Chance performance for each task was determined using Monte Carlo simulations of a
random walk with 2, 1, and 3 DOF (for task 1, task 2, and task 3, respectively.) The
velocity of the random walk was varied from 1 to 500 mm/s, with 10,000 trials for
each velocity. For tasks 1 and 3, this was the velocity of the cursor; for task 2,
velocity corresponded to the rate in change of the cursor radius. Because each monkey
operated the pole at different speed, predictions shown in Figure 1C–1E are based
on the average velocity across all sessions for a given monkey.
Random neuron-dropping (ND) technique was implemented as described by Wessberg et
al. (2000). Population data (10 min) were used to fit a linear model, which was used
to predict motor parameters from the subsequent record. A single neuron was then randomly
removed from the population, the model retrained, and new predictions generated. This
process was repeated until only one neuron remained. The average squared linear correlation
coefficient (R2
) as a function of number of neurons was obtained by repeating this procedure 30 times
for each ensemble. Curves were obtained with populations of neurons segregated from
M1, PMd, S1, SMA, and PP and for single units and multiunits.
In directional tuning analysis, movement direction was measured every 100 ms. For
each neuron, the firing rate was calculated for the preceding 100 ms interval. Directions
were binned into eight bins (0°, 45°, 90°, 135°, 180°, 225°, 270°, and 315°), and
average firing rates for these bins were calculated. The 8-point tuning curve was
normalized by subtracting the mean and dividing by the standard deviation of the firing
rate. This normalization compared rate variations related to movement direction with
the overall variability of firing rate. For each neuron, tuning depth was calculated
as the difference between the maximum and minimum of the normalized tuning curve.

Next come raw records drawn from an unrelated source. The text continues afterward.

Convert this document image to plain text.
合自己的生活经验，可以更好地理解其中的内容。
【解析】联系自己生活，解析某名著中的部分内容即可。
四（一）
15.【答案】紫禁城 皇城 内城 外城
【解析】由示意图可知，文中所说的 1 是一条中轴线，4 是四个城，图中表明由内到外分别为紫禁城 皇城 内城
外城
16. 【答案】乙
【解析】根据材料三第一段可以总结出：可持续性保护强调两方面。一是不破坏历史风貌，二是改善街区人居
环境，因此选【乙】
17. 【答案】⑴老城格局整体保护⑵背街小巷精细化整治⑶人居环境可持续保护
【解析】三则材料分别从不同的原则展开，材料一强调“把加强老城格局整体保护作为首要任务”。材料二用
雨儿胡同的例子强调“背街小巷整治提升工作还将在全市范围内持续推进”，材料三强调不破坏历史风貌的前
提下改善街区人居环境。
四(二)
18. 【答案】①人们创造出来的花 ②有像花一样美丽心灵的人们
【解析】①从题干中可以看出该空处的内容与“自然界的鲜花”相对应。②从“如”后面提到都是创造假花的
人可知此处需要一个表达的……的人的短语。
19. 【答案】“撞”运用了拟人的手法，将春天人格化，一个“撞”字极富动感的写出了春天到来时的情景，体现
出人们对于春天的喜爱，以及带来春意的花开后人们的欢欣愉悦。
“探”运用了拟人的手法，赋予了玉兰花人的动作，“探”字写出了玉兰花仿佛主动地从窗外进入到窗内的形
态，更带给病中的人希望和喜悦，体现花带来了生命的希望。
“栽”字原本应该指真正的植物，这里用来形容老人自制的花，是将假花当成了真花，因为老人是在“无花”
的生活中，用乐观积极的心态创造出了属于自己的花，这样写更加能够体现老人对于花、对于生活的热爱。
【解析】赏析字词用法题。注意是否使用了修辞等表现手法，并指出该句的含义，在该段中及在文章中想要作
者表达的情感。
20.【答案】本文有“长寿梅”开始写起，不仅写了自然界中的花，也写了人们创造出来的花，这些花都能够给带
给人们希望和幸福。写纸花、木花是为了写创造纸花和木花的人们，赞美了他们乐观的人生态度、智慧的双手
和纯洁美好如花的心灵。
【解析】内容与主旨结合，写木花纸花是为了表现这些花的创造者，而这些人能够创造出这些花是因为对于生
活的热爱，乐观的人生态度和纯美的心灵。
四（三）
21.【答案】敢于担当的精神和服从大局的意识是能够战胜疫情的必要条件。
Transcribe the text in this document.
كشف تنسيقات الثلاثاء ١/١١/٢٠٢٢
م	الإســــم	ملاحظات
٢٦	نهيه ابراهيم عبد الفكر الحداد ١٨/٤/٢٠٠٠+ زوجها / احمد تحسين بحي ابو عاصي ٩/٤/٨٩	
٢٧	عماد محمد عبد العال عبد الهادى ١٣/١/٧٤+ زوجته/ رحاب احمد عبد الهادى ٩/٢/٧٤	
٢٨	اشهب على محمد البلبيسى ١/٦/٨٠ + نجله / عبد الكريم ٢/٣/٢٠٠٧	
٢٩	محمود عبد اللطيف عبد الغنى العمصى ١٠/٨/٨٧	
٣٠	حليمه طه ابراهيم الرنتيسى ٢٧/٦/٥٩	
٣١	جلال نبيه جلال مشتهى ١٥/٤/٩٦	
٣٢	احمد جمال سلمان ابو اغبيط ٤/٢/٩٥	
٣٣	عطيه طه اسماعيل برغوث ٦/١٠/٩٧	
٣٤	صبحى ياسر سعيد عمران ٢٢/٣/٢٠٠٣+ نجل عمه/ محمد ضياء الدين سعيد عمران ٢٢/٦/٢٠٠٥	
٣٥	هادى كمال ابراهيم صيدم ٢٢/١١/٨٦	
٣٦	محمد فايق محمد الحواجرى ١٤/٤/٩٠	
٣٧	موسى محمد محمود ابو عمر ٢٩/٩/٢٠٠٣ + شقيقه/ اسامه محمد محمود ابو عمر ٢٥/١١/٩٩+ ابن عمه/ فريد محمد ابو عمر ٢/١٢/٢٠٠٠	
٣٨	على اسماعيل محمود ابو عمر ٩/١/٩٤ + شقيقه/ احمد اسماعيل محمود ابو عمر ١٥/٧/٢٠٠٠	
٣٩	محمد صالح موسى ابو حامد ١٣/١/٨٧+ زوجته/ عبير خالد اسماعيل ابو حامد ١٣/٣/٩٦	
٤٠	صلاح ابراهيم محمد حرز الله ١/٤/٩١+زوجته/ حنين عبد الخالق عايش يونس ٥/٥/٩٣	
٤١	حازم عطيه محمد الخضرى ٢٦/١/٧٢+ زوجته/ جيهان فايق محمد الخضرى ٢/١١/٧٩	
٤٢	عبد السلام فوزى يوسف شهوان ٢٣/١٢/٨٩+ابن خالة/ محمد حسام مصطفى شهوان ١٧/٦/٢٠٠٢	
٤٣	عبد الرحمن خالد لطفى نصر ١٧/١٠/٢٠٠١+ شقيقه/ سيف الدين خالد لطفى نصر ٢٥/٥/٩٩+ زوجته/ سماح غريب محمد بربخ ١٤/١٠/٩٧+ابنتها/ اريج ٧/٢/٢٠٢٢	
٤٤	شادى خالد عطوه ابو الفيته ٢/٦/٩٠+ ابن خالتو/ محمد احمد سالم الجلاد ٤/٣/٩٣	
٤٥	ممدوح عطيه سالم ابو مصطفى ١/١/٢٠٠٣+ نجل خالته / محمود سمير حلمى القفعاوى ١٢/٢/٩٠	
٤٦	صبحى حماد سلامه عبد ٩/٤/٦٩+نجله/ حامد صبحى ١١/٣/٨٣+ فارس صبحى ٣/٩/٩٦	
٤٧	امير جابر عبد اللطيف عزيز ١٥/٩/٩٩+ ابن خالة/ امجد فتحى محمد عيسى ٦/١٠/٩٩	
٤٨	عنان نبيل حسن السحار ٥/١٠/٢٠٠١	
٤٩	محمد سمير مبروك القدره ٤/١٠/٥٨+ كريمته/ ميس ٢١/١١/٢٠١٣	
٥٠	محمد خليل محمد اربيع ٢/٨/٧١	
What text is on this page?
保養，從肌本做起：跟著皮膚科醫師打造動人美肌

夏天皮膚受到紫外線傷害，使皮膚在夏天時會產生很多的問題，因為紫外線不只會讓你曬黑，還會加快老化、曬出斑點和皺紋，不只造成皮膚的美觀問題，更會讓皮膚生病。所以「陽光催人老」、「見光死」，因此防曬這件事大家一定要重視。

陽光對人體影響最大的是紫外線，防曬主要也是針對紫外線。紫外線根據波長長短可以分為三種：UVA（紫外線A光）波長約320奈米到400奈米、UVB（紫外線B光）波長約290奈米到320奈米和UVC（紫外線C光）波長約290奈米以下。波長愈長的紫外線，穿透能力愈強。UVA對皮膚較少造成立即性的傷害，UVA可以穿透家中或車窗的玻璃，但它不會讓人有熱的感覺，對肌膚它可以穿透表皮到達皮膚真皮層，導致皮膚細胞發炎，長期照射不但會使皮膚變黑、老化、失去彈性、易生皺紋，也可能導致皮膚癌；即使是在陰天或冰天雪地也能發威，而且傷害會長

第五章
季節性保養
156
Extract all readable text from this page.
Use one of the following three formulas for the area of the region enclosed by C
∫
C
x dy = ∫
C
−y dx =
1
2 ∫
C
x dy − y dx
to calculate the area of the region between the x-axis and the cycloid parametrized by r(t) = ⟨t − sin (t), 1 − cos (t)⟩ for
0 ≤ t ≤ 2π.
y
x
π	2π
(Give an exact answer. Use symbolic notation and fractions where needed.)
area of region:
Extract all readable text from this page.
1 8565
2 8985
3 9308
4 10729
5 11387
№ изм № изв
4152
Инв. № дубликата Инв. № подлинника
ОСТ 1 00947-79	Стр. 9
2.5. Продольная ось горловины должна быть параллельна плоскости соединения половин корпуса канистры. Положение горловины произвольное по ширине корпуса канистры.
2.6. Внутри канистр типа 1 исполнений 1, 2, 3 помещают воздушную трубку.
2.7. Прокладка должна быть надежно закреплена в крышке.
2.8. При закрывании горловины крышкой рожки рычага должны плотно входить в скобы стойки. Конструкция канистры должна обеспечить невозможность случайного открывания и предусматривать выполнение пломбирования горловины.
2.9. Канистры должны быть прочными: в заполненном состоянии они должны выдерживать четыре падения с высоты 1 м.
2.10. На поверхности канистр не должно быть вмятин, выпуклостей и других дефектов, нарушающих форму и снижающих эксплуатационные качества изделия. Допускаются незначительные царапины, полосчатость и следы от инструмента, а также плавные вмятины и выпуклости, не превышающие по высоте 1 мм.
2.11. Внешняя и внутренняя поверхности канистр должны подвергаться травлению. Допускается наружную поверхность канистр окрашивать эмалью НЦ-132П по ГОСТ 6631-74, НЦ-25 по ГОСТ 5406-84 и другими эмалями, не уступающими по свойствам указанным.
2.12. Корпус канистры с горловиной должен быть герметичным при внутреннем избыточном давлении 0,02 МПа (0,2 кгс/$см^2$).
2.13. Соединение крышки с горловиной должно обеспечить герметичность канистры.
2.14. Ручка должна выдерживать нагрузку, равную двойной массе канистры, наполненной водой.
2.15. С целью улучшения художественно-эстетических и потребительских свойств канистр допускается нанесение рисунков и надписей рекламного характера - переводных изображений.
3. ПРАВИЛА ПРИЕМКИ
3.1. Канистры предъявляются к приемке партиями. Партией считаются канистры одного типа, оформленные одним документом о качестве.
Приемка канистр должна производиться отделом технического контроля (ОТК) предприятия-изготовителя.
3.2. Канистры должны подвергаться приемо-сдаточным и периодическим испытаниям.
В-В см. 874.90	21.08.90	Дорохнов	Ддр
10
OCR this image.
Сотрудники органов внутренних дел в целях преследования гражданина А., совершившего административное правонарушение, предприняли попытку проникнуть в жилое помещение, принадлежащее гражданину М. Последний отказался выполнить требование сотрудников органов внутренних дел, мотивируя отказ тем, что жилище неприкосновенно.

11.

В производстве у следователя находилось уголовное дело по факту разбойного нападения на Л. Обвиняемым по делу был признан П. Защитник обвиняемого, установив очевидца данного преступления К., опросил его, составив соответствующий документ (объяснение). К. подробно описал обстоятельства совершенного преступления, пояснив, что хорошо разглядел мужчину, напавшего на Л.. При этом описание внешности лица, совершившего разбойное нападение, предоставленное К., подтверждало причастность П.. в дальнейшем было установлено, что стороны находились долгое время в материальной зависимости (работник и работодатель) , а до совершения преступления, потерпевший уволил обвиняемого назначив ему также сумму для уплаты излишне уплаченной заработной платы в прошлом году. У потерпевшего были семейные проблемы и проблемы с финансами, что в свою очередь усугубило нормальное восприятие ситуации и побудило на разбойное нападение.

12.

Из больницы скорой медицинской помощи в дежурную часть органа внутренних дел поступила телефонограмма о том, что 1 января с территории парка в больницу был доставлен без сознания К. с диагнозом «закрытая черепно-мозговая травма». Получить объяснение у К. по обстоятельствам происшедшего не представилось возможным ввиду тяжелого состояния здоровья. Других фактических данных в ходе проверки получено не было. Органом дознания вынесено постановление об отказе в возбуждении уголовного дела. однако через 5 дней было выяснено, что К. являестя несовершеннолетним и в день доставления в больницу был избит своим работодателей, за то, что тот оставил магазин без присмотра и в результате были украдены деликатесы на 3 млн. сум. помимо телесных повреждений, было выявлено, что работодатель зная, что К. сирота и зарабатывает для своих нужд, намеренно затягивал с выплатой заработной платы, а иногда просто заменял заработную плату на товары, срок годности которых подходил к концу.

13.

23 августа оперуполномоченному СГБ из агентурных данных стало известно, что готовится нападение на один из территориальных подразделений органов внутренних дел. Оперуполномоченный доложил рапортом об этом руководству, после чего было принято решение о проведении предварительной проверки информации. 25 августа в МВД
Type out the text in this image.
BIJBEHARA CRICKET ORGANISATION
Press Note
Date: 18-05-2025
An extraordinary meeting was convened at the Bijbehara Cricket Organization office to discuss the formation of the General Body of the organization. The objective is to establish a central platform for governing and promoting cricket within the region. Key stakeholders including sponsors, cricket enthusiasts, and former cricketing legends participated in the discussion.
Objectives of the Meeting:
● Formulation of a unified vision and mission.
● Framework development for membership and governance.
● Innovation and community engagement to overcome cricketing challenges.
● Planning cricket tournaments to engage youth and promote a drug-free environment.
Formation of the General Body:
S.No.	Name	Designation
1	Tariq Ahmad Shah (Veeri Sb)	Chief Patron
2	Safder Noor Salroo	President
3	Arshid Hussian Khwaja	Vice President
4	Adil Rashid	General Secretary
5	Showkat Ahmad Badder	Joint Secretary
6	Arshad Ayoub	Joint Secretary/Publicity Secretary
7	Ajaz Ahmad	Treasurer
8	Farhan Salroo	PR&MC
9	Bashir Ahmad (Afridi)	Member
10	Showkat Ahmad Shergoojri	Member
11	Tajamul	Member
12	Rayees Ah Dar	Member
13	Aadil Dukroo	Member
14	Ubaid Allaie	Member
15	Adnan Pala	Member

Population tuning was shown by color plots in which lines represented tuning curves
for individual neurons. Average population tuning was illustrated using polar plots
in which tuning curve values were shown as vectors radiating from a center. If for
a given cell a particular tuning curve value was negative, the vector pointing in
the opposite direction was elongated. Population-average polar plots showed the average
tuning magnitude as the length of the vectors and also indicated whether the population
as a whole had a preferred tuning direction. In addition, the spread of preferred
directions was calculated by averaging the absolute values of the angles between preferred
directions for pairs of individual neurons. The spread for an absolutely random (uniform)
distribution of preferred directions is equal to 90°. Since both the linear model
and analysis of directional tuning used 100 ms sampling of neuronal activity, pairwise
correlation of neuronal firing was analyzed for the same 100 ms intervals. Correlation
for each pair of simultaneously recorded neurons was quantified as the correlation
coefficient for the corresponding firing rates.